夕方になり、二人で近くのカフェに出かけた。窓際の席に座り、外の景色を眺めながらコーヒーを飲む。健一はふと、私の手を取り、軽く握った。日常の中の何気ない触れ合い。それだけで、心の奥にぽっと暖かい光が灯るのを感じた。
「こうしている時間が、ずっと続けばいいのにね」
つい口に出してしまった言葉に、健一は少し驚いた表情を見せたあと、静かに笑う。
「そうだね、サナ。でも、ずっとっていうのは難しいかもしれないよ」
その声には、ほんのわずかな影が差していた。私はその一瞬を見逃さず、胸の奥で小さな違和感を覚える。でもすぐにその考えを押しやり、彼の手の温もりに意識を集中させた。
夜、自宅に戻ると二人で料理を作り始める。キッチンに立つと、互いの動きを自然に補い合う。健一が玉ねぎを切り、私はサラダを整える。時折目が合い、笑い合う。日常の些細な行動の中で、二人の距離が確かに近いことを感じる。
食卓に座り、ワインを開ける。軽く乾杯をし、互いの一日を語り合う。話の端々で笑い、時には真剣な表情になる。彼の瞳を見つめながら、私は思う。こんな時間こそが、私たちの愛の深さを物語っているのだと。
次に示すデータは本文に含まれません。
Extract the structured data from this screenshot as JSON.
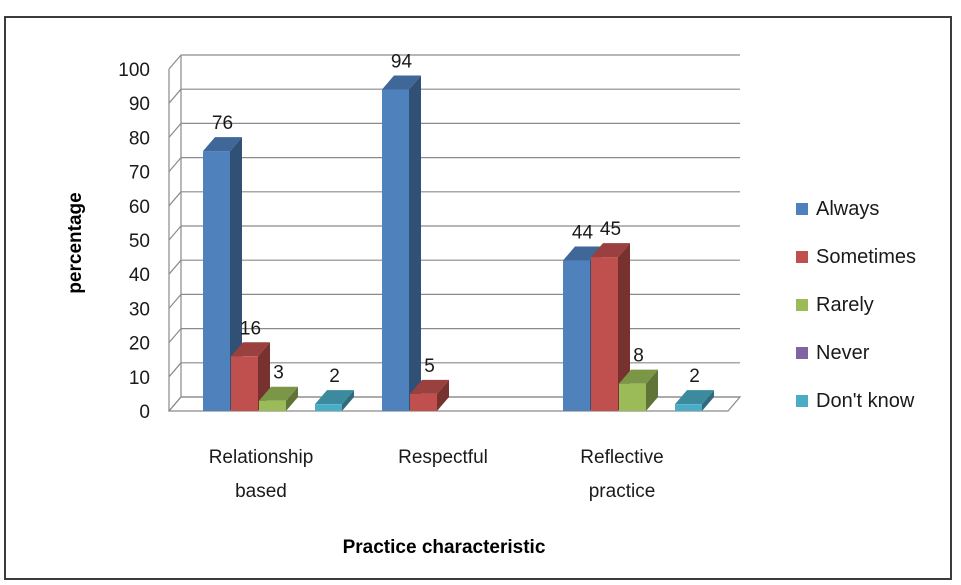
{
  "chart_data": {
    "type": "bar",
    "style": "3d-clustered-column",
    "title": "",
    "xlabel": "Practice characteristic",
    "ylabel": "percentage",
    "ylim": [
      0,
      100
    ],
    "yticks": [
      0,
      10,
      20,
      30,
      40,
      50,
      60,
      70,
      80,
      90,
      100
    ],
    "grid": true,
    "legend_position": "right",
    "categories": [
      [
        "Relationship",
        "based"
      ],
      [
        "Respectful"
      ],
      [
        "Reflective",
        "practice"
      ]
    ],
    "series": [
      {
        "name": "Always",
        "color": "#4f81bd",
        "values": [
          76,
          94,
          44
        ]
      },
      {
        "name": "Sometimes",
        "color": "#c0504d",
        "values": [
          16,
          5,
          45
        ]
      },
      {
        "name": "Rarely",
        "color": "#9bbb59",
        "values": [
          3,
          null,
          8
        ]
      },
      {
        "name": "Never",
        "color": "#8064a2",
        "values": [
          null,
          null,
          null
        ]
      },
      {
        "name": "Don't know",
        "color": "#4bacc6",
        "values": [
          2,
          null,
          2
        ]
      }
    ]
  }
}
夜、リビングのソファに並んで座ると、映画を観ながら肩を寄せ合う。手が触れ合うたびに、心が安心感で満たされる。スクリーンに映る光が、彼の横顔を柔らかく照らす。私は静かに、でも確かに、彼の存在に感謝した。
その夜、窓の外にぼんやりと街灯が光る。風に揺れるカーテンを見ながら、私は一人心の中でつぶやく。「この小さな幸せが、ずっと続けばいい」――そう願いながら、静かに目を閉じた。
健一の寝息が隣から聞こえてくる。どんな未来が待っているのかは分からないけれど、今この瞬間は、確かに二人で共有している。そしてその確かさが、私に生きる力をそっと与えてくれるのだった。